We recently issued an article to all owners summarising changes to the body corporate legislation (regulations). This is a separate set of information, with some additional detail specifically for committee members.
The new legislation comes into effect from 1 March 2021. This new legislation applies to all body corporate communities in Queensland, with only a few exceptions.
We have carefully reviewed all the changes, and we have identified some that will affect your committee in a meaningful way. We have summarised those with our advice below.
Regulation changes which will affect committees:
Owners can now submit motions directly to the committee
Previously owners could submit AGM motions, but could not submit motions to the committee. The committee had the ability to decide what issues it would and would not deal with.
Now owners now have a power to submit motions to the committee, and the committee must consider the motion within 6 weeks. The committee can give a YES or NO answer to the owner’s motion, and the owner’s motion must be in a proper format.
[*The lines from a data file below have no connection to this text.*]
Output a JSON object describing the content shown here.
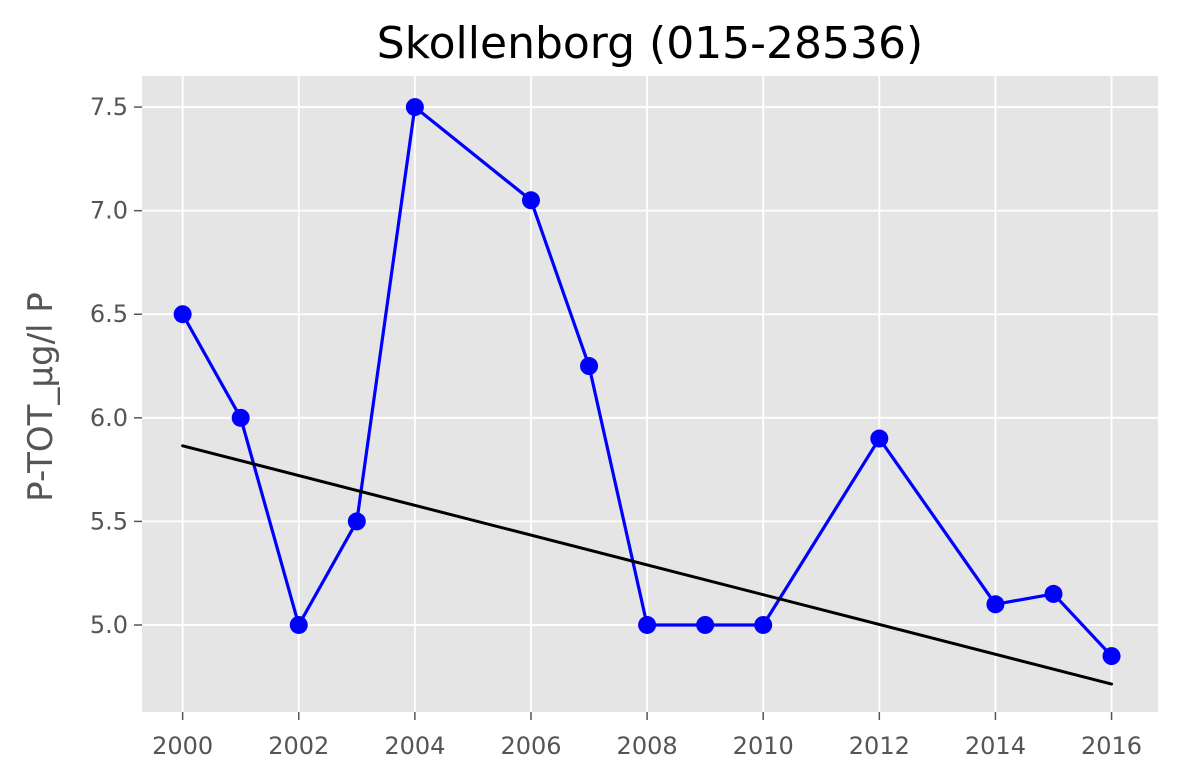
{
  "chart_data": {
    "type": "line",
    "title": "Skollenborg (015-28536)",
    "xlabel": "",
    "ylabel": "P-TOT_µg/l P",
    "xlim": [
      1999.3,
      2016.8
    ],
    "ylim": [
      4.58,
      7.65
    ],
    "xticks": [
      2000,
      2002,
      2004,
      2006,
      2008,
      2010,
      2012,
      2014,
      2016
    ],
    "yticks": [
      5.0,
      5.5,
      6.0,
      6.5,
      7.0,
      7.5
    ],
    "grid": true,
    "legend": "none",
    "series": [
      {
        "role": "data",
        "color": "#0000ff",
        "marker": "circle",
        "points": [
          {
            "x": 2000,
            "y": 6.5
          },
          {
            "x": 2001,
            "y": 6.0
          },
          {
            "x": 2002,
            "y": 5.0
          },
          {
            "x": 2003,
            "y": 5.5
          },
          {
            "x": 2004,
            "y": 7.5
          },
          {
            "x": 2006,
            "y": 7.05
          },
          {
            "x": 2007,
            "y": 6.25
          },
          {
            "x": 2008,
            "y": 5.0
          },
          {
            "x": 2009,
            "y": 5.0
          },
          {
            "x": 2010,
            "y": 5.0
          },
          {
            "x": 2012,
            "y": 5.9
          },
          {
            "x": 2014,
            "y": 5.1
          },
          {
            "x": 2015,
            "y": 5.15
          },
          {
            "x": 2016,
            "y": 4.85
          }
        ]
      },
      {
        "role": "trend",
        "color": "#000000",
        "marker": "none",
        "points": [
          {
            "x": 2000,
            "y": 5.865
          },
          {
            "x": 2016,
            "y": 4.715
          }
        ]
      }
    ],
    "colors": {
      "plot_background": "#e5e5e5",
      "grid": "#ffffff",
      "tick_label": "#555555",
      "axis_label": "#555555",
      "title": "#000000"
    }
  }
}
There is a protection against owners using this power to cause a nuisance – owners cannot submit a motion about the same issue in a 12-month period, and cannot submit 6 or more motions in a 12-month period.
To improve the quality of motion submissions and reduce committee time, we have a website form that gives owners guidance on how to submit motions.
Committees must now consider owner applications within 6 weeks
Similar to the motion timeframe, any application made to the committee for approval under a by-law must be considered within 6 weeks. This commonly applies to pets, air-conditioning, renovations, changes to lot appearance etc.
The committee can extend the period if reasonable (for example if the next meeting was 8 weeks away it would be reasonable to extend the 6-week deadline to that meeting).
To reduce owner applications, we recommend committees consider issuing blanket-approval with strict conditions, so owners can follow existing committee-approved policies.
Committee voting papers must be finalised within 21 days
If the committee has a ‘vote outside committee meeting’ process where votes are cast in writing (e.g. by email), that process cannot last longer than 21 days.
If a motion is issued to the committee and it does not achieve a majority outcome after 21 days, it is deemed to have failed.
Committee members must keep levy payments up to date
Previously committee members must have levies paid up to date to join the committee, but were then able to go into levy arrears and still vote throughout the year.
Under the new regulation committee members must be financial and paid in full to join the committee, and also to vote on any committee motions or committee meetings throughout the year. If a committee member owes a levy or other debt at the time of a committee vote, the member cannot vote.
Committee nominators must also be financial
In addition to committee members needing to stay up to date with levy payments at all times to be eligible to vote, the person who nominated that committee member at the AGM must also be financial.
Our advice to committees to manage this complication is to self-nominate for committee where possible. Lot owners can nominate themselves to be committee members. That way in most cases the committee member and the nominator are the same person, and as the committee member you will know whether your own levies are up to date.
If you are not eligible to nominate yourself to the committee (e.g. if you are a family member of an owner, or a company nominee etc), then you will need to ensure that the person who nominated you for the committee continues their levy payments on-time.
Committees can attend meetings electronically
The law now confirms existing practice that committees can attend and vote at committee meetings electronically (including by audio and video call).
BCsystems offers free use of Zoom for committee meetings. Committee members can join Zoom meetings either on your PC, Zoom phone app, or by dialling a landline number. Let your strata manager know if you would like to use Zoom for your committee meetings.
Committee spending limit does not apply to insurance policy
Previously a grey area, it is now confirmed that the committee is authorised to renew the body corporate’s insurance, even if the insurance policy cost is above the committee’s spending limit. This is important to ensure insurance policies remain current at all times.
Our insurance motion at each AGM already authorises the committee to make this decision, so this is a further protection to the committee on this topic.
Summary
There are plenty of other minor procedural changes in the new regulations – our team has spent months working through these to ensure our documents and procedures take each change into account.
The benefit of working with an experienced industry-leader BCsystems is that we have these legal changes covered. We will let your committee know of any other changes that may affect your individual body corporate community as we progress through the year.